A rose, or the bloom it bears, is a woody perennial flowering plant of the genus Rosa, in the Rosaceae family. There are approximately 300 species and tens of thousands of cultivars to choose from. They are a collection of plants that might be upright shrubs, climbing plants, or trailing plants with stinging prickles on their stems. Flowers come in a variety of sizes and shapes, but most are enormous and spectacular, with colors ranging from white to yellows and reds. The majority of species are endemic to Asia, with a few exceptions in Europe, North America, and northwest Africa. Species, cultivars, and hybrids are all popular because they are attractive and frequently aromatic. In many cultures, roses have gained cultural importance. Rose bushes come in a variety of sizes, from little tiny roses to seven-meter-tall climbers. Different species easily hybridize, which has led to the production of a diverse range of garden roses.
On the stem, the leaves are borne alternately. Most species are 5 to 15 centimetres (2.0 to 5.9 in) long, pinnate, with (3–) 5–9 (–13) leaflets and basal stipules; the leaflets have a serrated border, and the underside of the stem often has a few tiny prickles. The majority of roses are deciduous, although a few (especially those from Southeast Asia) are evergreen or almost evergreen.
With the exception of Rosa sericea, which has just four petals, most species have five petals in its blooms. Each petal is split into two lobes and is generally white or pink, however yellow or crimson is seen in a few species. There are five sepals underneath the petals (or in the case of some Rosa sericea, four). When viewed from above, they may be long enough to be visible as green points alternating with the rounded petals. There are several superior ovaries that produce achenes. Roses are naturally pollinated by insects.

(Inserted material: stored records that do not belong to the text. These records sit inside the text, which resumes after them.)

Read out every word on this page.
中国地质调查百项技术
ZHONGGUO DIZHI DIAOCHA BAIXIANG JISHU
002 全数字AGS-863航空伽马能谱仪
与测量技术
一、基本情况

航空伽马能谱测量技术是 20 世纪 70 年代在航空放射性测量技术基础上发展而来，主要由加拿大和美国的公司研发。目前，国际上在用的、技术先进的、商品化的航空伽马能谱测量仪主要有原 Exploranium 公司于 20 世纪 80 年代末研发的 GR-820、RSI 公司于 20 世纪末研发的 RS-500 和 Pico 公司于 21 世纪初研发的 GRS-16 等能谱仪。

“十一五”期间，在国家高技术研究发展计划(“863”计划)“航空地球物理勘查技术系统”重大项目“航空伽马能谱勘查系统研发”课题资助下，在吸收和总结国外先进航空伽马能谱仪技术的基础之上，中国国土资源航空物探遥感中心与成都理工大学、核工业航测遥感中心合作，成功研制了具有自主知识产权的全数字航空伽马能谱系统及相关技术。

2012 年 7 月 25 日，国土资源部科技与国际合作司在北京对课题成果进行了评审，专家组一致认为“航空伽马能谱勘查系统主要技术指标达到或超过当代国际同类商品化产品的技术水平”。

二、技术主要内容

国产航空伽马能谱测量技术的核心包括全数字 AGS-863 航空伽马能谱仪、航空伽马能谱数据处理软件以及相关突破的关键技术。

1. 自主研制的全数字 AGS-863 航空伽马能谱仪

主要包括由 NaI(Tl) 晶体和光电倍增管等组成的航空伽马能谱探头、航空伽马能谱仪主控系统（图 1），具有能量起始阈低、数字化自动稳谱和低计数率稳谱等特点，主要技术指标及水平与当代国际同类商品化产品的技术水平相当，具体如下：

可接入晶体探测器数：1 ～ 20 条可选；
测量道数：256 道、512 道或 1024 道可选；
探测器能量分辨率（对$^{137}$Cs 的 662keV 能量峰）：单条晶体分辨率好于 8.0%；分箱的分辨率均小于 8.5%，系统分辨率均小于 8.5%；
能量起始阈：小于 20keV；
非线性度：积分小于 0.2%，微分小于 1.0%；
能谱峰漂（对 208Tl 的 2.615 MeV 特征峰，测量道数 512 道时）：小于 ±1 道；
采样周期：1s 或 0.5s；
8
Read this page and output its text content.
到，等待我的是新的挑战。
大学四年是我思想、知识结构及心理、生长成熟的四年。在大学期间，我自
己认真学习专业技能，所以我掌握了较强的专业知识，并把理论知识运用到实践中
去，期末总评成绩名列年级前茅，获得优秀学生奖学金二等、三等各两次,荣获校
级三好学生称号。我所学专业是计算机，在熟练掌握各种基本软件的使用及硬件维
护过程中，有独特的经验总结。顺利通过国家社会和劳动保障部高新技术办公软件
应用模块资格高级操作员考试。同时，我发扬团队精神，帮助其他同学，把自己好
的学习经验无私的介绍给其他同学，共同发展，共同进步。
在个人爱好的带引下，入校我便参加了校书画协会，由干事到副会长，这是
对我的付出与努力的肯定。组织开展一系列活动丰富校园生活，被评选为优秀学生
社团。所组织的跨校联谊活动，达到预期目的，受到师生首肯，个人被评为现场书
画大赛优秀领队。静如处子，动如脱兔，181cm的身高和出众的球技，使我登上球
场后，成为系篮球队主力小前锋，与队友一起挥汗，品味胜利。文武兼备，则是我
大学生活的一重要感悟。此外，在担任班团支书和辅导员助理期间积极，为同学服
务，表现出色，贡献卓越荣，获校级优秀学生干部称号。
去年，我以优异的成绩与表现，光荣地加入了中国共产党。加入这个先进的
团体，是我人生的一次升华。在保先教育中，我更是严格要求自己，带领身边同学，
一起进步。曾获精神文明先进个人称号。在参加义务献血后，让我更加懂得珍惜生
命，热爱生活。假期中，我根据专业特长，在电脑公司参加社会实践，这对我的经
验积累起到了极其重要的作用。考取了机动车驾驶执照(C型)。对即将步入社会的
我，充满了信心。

The rose’s aggregate fruit is a berry-like structure known as a rose hip. Many domestic varieties do not yield hips because the flowers are so densely petalled that pollination is impossible. Most species have red hips, although a few have dark purple to black hips (e.g. Rosa pimpinellifolia). The hypanthium, the outer fleshy layer of each hip, contains 5–160 “seeds” (technically, dried single-seeded fruits called achenes) encased in a matrix of fine yet stiff hairs. Rose hips from several species, particularly the dog rose (Rosa canina) and rugosa rose (Rosa rugosa), are among the highest sources of vitamin C found in any plant. Fruit-eating birds like thrushes and waxwings consume the hips and then distribute the seeds in their droppings. The seeds are also eaten by several birds, notably finches.